As the first wine arrived, the sommelier explained that we would be served a cup of Cordón Negro Brut made by Freixenet, a winemaker from Catalonia that produces sparkly wine they refer to as a Catalonian cava.
"You are going to find many citric notes," the sommelier said as he held the black bottle with precision. "Lime, tangerine, green apple peel, and even some tropical flavors like pineapple. If you try it, you will notice that it's very fresh, and has a lot of acidic power, but in a very balanced way, which can make you hungry."
Sure, I got some fruity smells, but nothing specific. I guess you really need training for this. What was true was that after drinking it, I did get hungry, but any excuse to eat an appetizer is good enough for me.
The fellow diners at my table looked like real experts. They would hold a glass, smell it, swirl it a bit, and then take a sip. "It's fresh," a girl said while another guy took his time tasting it with an inquiring look on his face. After a while, he gave his verdict: "It tastes like apples to me."
When the food arrived—tonato vitello (braised veal over toasted bread), San Daniele prosciutto, garlic pomodoro—I was ready to eat.
Then they brought us small cardboard strips soaked in Giorgio Armani's Acqua di Gio. I've tried this fragrance before and I really liked it. It's a bit citric and goes well with my skin's pH. I smelled the strip, ate the veal, and took a sip of wine. It all tasted like the perfume. I had lost my sense of taste.
I drank more wine, ate tomato bruschetta, smelled the perfume, and then waited for a bit, but it wasn't working. Perfume is great when it's doused on your body, but when it comes to food and wine, I'm not seeing the connection. It was too much.
I started thinking about my friend's uncle, who would surely make a cocktail with the wine and perfume just to get wasted.

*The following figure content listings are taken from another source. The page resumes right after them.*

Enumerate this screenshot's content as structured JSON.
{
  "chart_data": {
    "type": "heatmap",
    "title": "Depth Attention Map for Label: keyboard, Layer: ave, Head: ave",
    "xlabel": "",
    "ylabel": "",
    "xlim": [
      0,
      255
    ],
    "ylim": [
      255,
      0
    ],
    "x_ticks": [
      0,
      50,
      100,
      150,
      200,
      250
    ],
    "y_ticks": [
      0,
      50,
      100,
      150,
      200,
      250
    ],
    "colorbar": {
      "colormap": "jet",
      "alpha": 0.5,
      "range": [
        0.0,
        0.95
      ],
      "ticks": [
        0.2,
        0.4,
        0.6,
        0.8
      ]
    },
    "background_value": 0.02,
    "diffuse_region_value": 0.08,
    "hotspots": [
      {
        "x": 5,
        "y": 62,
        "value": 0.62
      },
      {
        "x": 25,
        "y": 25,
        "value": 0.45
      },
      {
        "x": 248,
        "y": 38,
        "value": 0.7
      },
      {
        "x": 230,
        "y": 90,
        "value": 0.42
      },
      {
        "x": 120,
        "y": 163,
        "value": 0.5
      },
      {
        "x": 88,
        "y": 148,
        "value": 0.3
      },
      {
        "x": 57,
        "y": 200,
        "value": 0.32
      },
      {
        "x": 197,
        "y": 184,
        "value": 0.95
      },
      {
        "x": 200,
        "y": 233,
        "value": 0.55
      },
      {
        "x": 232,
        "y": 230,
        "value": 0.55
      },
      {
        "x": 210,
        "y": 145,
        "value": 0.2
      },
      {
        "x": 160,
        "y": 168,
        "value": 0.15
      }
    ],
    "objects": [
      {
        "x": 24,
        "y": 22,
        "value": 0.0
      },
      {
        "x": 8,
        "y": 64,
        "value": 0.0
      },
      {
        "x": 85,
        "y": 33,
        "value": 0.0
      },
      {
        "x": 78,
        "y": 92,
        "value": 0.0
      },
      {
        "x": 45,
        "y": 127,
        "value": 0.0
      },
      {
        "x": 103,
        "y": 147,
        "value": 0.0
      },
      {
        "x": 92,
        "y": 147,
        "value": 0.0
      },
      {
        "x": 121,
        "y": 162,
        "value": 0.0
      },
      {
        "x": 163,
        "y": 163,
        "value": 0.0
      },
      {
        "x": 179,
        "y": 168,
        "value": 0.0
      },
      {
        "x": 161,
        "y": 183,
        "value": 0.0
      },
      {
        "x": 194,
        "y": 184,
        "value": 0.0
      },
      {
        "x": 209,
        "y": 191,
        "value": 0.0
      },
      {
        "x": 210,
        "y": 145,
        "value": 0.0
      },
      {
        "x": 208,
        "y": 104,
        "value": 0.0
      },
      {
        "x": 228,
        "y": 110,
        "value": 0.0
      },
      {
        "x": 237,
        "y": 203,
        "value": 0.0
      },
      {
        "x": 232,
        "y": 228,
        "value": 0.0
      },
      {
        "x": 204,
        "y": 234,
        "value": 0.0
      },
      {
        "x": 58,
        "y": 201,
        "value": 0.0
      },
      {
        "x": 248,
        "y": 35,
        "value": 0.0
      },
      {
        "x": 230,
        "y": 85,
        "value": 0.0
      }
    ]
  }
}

I decided to give it another shot. This time I ate a bit of cheese wrapped in Serrano ham and took a sip of sparkly wine. It wasn't bad. I swallowed the appetizer, closed one of my nostrils, and smelled the cardboard strip soaked in perfume as if I was taking a line of coke. Finally, it seemed that I had figured it out. The citrus on the perfume and the wine found each other, while that creamy flavor floated about them.

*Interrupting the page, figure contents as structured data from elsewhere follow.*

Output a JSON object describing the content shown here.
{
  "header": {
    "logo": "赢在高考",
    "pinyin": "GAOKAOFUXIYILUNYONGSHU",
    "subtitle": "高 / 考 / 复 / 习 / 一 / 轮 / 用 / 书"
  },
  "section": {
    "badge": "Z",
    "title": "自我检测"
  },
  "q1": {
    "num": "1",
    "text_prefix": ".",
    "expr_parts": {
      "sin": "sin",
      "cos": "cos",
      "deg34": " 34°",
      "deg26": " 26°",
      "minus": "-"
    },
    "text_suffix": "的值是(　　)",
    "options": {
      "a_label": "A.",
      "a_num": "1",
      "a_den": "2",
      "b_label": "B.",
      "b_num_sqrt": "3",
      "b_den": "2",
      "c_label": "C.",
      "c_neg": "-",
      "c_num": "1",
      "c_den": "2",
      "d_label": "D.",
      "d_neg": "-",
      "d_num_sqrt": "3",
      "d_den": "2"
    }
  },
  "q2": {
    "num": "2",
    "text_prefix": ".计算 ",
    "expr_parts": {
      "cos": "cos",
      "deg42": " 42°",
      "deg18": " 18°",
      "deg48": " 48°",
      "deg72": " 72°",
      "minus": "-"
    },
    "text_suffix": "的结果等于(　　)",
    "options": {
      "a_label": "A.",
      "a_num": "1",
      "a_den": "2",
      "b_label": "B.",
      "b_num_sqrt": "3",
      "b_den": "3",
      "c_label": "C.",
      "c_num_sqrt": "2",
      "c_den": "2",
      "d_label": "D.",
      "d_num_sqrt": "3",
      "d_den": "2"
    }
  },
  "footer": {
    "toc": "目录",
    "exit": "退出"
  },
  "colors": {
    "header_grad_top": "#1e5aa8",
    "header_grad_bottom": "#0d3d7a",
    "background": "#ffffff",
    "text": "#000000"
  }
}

That same thing happened to me while I was eating mozzarella and caramelized fig bruchetta and drinking Freixenet's Carta Nevada Semi Dry and smelling Armani's Sí – the dryness of the wine took away the excessive "old lady scent" of the perfume.
While I was trying to find a perfect combination of perfume and wine, some of the guests—that ranged from businessmen and consultants to managers and directors of some of Mexico's most important companies—were staring at me oddly. They were surprised by the way I smelled the little perfume strips, but that was the only way that I could truly enjoy the scents and the food.
To close out the evening, a chocolate dessert—a safe bet—paired with Cuervo Reserva de la Familia tequila and Armani's Code Perfume for men, which smells like wood and leather, the perfect fit for any 50-year-old businessman.
The next day, I went to the pharmacy to buy Siete Machos, a legendary cologne that brings good luck according to a Mexican tradition, but it actually just makes people smell really good. Then I got some mezcal and some dry grasshoppers cured with salt and lemon. I followed the same sensorial experience formula: a bunch of grasshoppers in my mouth, a sip of mescal, and the scent of Siete Machos.
I think I'm really close to locating the authentic scent of Mexico.